TransLink, which is Vancouver's public mass transit system, contracted out HandyDART's public service in October 2008 to MVT Canadian Bus Inc. for $113 million over three years.

MVT Canadian Bus is based in California (MV Transportation Inc.) with mass transit contracts throughout North America.

ATU Local 1724 attempted to bargain for eight months with MVT but was met with nothing but demands for concessions especially the elimination of the existing defined-benefit pension plan and its replacement with a savings plan. Workers want all HandyDART workers to be eligible for the Municipal Pension Plan.

History of HandyDART

Prior to 1981 Para-transit in Vancouver was done by small non profit organizations. The disabled community mounted a campaign to have the government provide public transportation for people with disabilities. Thanks to the efforts of people like Tim Louis they were successful. A public transit system for people with disabilities labelled "HandyDART" was created in 1981. It was a disappointment to the disabled community that this new service was to be contracted out.

Workers and clients in HandyDART were marginalised under ridiculous contracts that split the lower mainland into fragments. Vancouver City alone, until 1984, was divided into multiple service providers. Workers for the largest provider, Pacific Transit Cooperative were organized into the Amalgamated Transit Union.

Disabled people have always been poorly served by the contracting system. HandyDART workers under this contracting system have never been given the respect for the professionals that they are. Multiple contractors and a bulging bureaucracy in TransLink created unbelievable barriers to both the workforce and its client base.

The unfairness of the contacting system boiled over in 2004. TransLink proposed to give the Vancouver contract to GVCSS. In that proposal, long time workers in Vancouver were to be discarded like yesterdays trash. A campaign was mounted by ATU local 1724 against this disgusting initiative. When the ridership discovered TransLink's plan they took the reins of a grass roots fight back that shook the halls of one of B.C's largest Crown Corporations. TransLink was forced to rescind their decision and began a lengthy review that included input from the disabled community.

In 2008 TransLink opened bidding for the HandyDART system in Metro Vancouver. A single company was given the contract for the whole lower mainland excluding the maintenance contract in Cloverdale.

The amalgamation was long overdue, but true to form TransLink discarded its workers and clients by awarding the contract to an American based multinational corporation. Since January 1 2009 this corporation has bullied its workers. MVT has patronized its clients with public relations while deteriorating service.

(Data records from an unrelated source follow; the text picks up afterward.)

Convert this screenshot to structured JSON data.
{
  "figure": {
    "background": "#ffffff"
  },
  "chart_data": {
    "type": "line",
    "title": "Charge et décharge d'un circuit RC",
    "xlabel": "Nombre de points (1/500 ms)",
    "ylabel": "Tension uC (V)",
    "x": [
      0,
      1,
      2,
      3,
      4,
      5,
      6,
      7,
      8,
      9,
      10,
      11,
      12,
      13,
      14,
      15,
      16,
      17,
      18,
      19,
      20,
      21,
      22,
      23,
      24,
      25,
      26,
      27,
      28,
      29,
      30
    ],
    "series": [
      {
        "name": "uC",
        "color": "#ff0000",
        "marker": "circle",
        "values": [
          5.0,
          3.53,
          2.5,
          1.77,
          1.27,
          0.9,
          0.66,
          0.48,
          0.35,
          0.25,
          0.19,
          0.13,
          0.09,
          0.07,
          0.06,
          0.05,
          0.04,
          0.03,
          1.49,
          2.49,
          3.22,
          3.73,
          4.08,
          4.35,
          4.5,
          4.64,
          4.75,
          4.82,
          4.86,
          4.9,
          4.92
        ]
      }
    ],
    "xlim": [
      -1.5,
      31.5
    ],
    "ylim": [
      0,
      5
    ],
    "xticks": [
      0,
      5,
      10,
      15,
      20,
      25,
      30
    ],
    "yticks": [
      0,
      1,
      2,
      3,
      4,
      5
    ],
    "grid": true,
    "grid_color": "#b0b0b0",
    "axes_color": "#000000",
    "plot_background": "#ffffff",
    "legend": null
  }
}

On October 23, 2009 members of ATU local 1724 voted 97% in favour of a strike. This is the first strike that ATU workers have endured in almost three decades! On October 30, 2009 MVT attempted again to denigrate our substandard contracts further by submitting a "final offer." HandyDART workers voted 409 to 23 to turn down this insult.

Currently our workers battle against two monoliths, TransLink and MVT. Reluctantly we strike for quality of life for our passengers and our families.